В письме к Крокеру герцог рассказывает историю о правдивости своего приказа гвардейским войскам при Ватерлоо: «Встать, гвардейцы, и на них!», так часто цитируемого как пароль той знаменитой атаки, которая окончательно решила исход дня: «Я, конечно, не вынимал свою шпагу. Я мог приказать, и смею сказать, я приказал атаку кавалерии, и указал ее направление; но я не атаковал как простой кавалерист».
«Я всегда имел привычку прикрывать насколько возможно войска, подвергающиеся огню пушек. Я помещаю их за вершиной возвышенности и заставляю их сидеть и лежать, чтобы лучше укрыть их от огня».
«После огня вражеских пушек вражеские войска могли продвинуться, или могла наступить благоприятная возможность для атаки. То, что я должен был сказать, и, возможно, сказал, было: «Встать, гвардейцы!», а затем дал командующим офицерам приказ атаковать».
«Моей обычной практикой в оборонительной позиции было атаковать врага в тот самый момент, когда он собирался атаковать наши войска».

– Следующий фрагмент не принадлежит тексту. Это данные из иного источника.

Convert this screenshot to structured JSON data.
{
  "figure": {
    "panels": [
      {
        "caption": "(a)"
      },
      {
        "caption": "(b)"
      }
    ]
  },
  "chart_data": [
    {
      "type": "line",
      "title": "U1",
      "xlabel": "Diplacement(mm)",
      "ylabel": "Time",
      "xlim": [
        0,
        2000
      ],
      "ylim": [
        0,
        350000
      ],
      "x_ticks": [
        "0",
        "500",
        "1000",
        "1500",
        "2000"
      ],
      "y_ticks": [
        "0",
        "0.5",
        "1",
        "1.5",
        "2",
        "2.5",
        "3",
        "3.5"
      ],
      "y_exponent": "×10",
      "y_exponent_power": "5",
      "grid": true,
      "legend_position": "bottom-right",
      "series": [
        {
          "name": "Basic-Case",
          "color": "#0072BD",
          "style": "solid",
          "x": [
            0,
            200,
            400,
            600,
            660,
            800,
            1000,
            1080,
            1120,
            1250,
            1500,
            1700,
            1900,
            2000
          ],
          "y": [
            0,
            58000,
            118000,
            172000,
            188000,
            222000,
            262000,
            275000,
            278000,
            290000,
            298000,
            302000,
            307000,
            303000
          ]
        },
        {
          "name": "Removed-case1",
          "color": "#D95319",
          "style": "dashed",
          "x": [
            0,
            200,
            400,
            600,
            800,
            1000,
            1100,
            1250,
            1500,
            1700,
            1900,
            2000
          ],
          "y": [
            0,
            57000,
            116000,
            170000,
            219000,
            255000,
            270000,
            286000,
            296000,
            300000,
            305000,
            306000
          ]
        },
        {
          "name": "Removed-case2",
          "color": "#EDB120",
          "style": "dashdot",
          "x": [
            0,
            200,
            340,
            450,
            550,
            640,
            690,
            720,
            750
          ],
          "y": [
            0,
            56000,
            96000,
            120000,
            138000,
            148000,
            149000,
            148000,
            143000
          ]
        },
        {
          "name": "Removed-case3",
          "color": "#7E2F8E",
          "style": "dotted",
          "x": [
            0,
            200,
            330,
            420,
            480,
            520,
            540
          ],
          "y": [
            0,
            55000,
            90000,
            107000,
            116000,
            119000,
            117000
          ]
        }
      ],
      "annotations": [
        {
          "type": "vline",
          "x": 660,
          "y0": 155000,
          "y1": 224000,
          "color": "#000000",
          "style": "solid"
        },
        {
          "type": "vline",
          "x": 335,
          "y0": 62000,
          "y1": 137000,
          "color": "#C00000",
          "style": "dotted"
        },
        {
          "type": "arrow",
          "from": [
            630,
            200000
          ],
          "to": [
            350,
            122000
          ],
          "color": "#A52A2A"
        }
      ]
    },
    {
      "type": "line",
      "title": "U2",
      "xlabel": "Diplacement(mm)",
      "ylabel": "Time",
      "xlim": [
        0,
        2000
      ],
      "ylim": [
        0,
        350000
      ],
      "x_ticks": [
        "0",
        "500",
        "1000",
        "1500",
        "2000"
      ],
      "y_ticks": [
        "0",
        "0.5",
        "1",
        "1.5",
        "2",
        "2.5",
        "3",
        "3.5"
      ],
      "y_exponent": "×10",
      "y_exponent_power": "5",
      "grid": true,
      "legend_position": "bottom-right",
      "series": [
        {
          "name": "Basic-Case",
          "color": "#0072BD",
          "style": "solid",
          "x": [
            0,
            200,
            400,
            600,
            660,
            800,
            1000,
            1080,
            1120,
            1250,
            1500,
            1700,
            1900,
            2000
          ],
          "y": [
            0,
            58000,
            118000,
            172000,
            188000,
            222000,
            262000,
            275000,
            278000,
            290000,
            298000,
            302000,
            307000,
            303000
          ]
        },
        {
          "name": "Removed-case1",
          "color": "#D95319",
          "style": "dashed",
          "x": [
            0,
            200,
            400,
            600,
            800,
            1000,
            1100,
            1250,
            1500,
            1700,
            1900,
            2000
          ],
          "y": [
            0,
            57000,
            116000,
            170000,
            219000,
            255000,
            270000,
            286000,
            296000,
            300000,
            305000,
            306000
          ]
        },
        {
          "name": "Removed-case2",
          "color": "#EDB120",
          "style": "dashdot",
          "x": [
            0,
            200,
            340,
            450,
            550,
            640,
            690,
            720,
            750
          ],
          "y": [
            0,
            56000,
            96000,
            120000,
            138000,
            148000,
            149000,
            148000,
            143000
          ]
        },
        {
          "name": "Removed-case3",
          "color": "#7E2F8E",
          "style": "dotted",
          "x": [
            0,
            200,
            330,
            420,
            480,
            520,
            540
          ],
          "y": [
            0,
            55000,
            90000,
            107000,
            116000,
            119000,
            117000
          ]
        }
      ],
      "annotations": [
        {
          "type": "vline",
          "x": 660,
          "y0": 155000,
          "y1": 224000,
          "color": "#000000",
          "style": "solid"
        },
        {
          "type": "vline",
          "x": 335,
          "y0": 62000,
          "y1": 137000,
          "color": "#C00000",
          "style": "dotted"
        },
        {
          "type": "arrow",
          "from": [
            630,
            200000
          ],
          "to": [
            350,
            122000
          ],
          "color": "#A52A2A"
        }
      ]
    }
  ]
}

О мадам де Сталь, которую он часто видел в Лондоне, у него есть много интересных анекдотов. Он распространяется о ее лицевой некрасивости, искупаемой глазом необычайного блеска и смысла, ее эгоистичном красноречии, ее ослепительных вспышках остроумия и ее мужеподобности с немалой энергией. В целом Крокер не был большим поклонником этой блестящей женщины и заявляет, что некоторые из ее самых едких высказываний были дерзким плагиатом. Он пишет: «Мур в своей недавно опубликованной «Жизни Шеридана» записал кропотливую заботу, с которой он готовил свои остроты. Мадам де Сталь снизошла до того же самого. В первый раз я увидел ее за обедом у лорда Ливерпуля в Кумб-Вуд. Сэр Джеймс Макинтош должен был быть ее проводником, и они сбились с пути, и по ошибке попали в Аддискомб и некоторые другие места, а когда они наконец добрались до Кумб-Вуд, они снова заблудились и были вынуждены выйти и идти в темноте, и через грязь вверх по дороге через лес. В результате они прибыли на два часа позже и странными грязными фигурами, она воскликнула в качестве извинения: «Кумб здесь, Кумб там; мы были по всем Кумбам Англии». Во время обеда она говорила непрерывно, но восхитительно, но многие из ее якобы спонтанных острот были заимствованы или подготовлены. Например, говоря об относительном состоянии Англии и Континента в тот период, о высоком представлении, которое мы сформировали об опасности для мира от деспотизма Бонапарта, и высоком мнении, которое Континент сформировал о богатстве, силе и духе Англии; она настаивала, что эти мнения были оба справедливы, и добавила с элегантным порывом: «Иностранцы — это современное потомство». Это поразительное выражение я с тех пор нашел в журнале Камиля Демулена».